核酸适配体是通过指数富集配体系统体外进化(SELEX)技术,从大量寡聚核苷酸库中筛选出对靶物质具有高特异性和高结核性的核酸片段。但与蛋白质类抗体和生物酶相比,核酸适配体具有更高的亲和力、稳定性和特异性,且易于标记设计出传感器,已经用于核酸、蛋白、无机金属离子及病毒颗粒和细胞的检测。尽管胸腺嘧啶可以与环丙氨嗪的代谢产物三聚氰胺通过氢键结合已有报道,但可与环丙氨嗪特异性结合形成G-四联体的适配体还未有筛选或合成出来,并且基于此使用荧光分光光度计用于检测也未见报道。Nucleic acid aptamers are selected from a large number of oligonucleotide libraries with high specificity and high tuberculosis of nucleic acid fragments through exponential enrichment ligand system in vitro evolution (SELEX) technology. However, compared with protein antibodies and biological enzymes, nucleic acid aptamers have higher affinity, stability and specificity, and are easy to label and design sensors. They have been used for nucleic acid, protein, inorganic metal ions, virus particles and cells. detection. Although it has been reported that thymine can bind to melamine, the metabolite of cyromazine, through hydrogen bonding, aptamers that can specifically bind to cyromazine to form G-quadruplexes have not been screened or synthesized. Based on this, the use of fluorescence spectrophotometer for detection has not been reported.

发明内容SUMMARY OF THE INVENTION

本发明的目的是利用不同浓度的环丙氨嗪可以不同程度的淬灭检测液中荧光素的荧光强度的现象,提供一种灵敏度高、选择性好、成本低的牛奶中环丙氨嗪的检测方法。The object of the present invention is to utilize the cyromazine of different concentrations to quench the phenomenon of the fluorescence intensity of fluorescein in the detection solution to varying degrees, and to provide a kind of detection of cyromazine in the milk with high sensitivity, good selectivity and low cost method.

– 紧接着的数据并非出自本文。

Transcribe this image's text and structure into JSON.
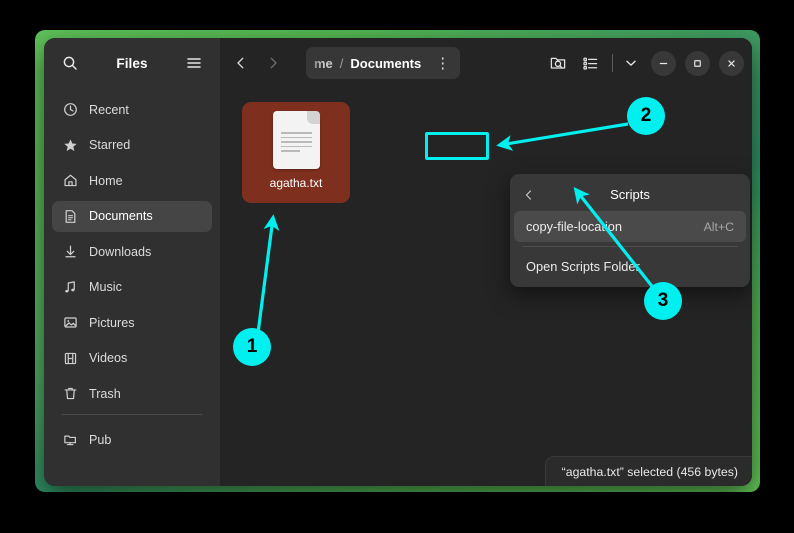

为了达到上述目的,本发明提供了一种利用荧光素FAM修饰的可形成G-四联体的核酸适配体检测液检测牛奶中环丙氨嗪的方法。荧光素FAM修饰在核酸适配体的5’端,形成稳定检测液,在激发光波长为480nm时,会在520nm处释放出稳定的荧光。In order to achieve the above object, the present invention provides a method for detecting cyromazine in milk by using a nucleic acid aptamer detection solution modified by fluorescein FAM that can form a G-quadruplex. Fluorescein FAM is modified on the 5' end of the nucleic acid aptamer to form a stable detection solution. When the excitation light wavelength is 480nm, it will release stable fluorescence at 520nm.

本发明的原理是:根据环丙氨嗪的结构特征,结合环丙氨嗪可以和胸腺嘧啶通过氢键相结合的性质,设计合成以胸腺嘧啶为主,富含鸟嘌呤的环丙氨嗪高特异性适配体并在5’端修饰荧光素FAM。环丙氨嗪的存在会使适配体空间结构改变,形成稳定的G-四联体结构。由于适配体空间结构的改变,导致上面连接的荧光基团与环丙氨嗪的距离变小,从而淬灭荧光。通过环丙氨嗪的浓度和荧光淬灭率的关系,即淬灭率F0/F的值与一定范围内环丙氨嗪的浓度呈线性关系,所以通过分析荧光淬灭率F0/F的变化,可以实现牛奶中环丙氨嗪的定量检测。The principle of the invention is: according to the structural characteristics of cyromazine, combined with the property that cyromazine can be combined with thymine through hydrogen bonds, the design and synthesis of thymine is mainly, and guanine-rich cyromazine is high Specific aptamer and modified fluorescein FAM at the 5' end. The presence of cyromazine can change the spatial structure of the aptamer and form a stable G-quadruplex structure. Due to the change of the spatial structure of the aptamer, the distance between the fluorophore attached above and cyromazine becomes smaller, thereby quenching the fluorescence. Through the relationship between the concentration of cyromazine and the fluorescence quenching rate, that is, the value of the quenching rate F 0 /F has a linear relationship with the concentration of cyromazine within a certain range, so by analyzing the fluorescence quenching rate F 0 /F The change of cyromazine can realize the quantitative detection of cyromazine in milk.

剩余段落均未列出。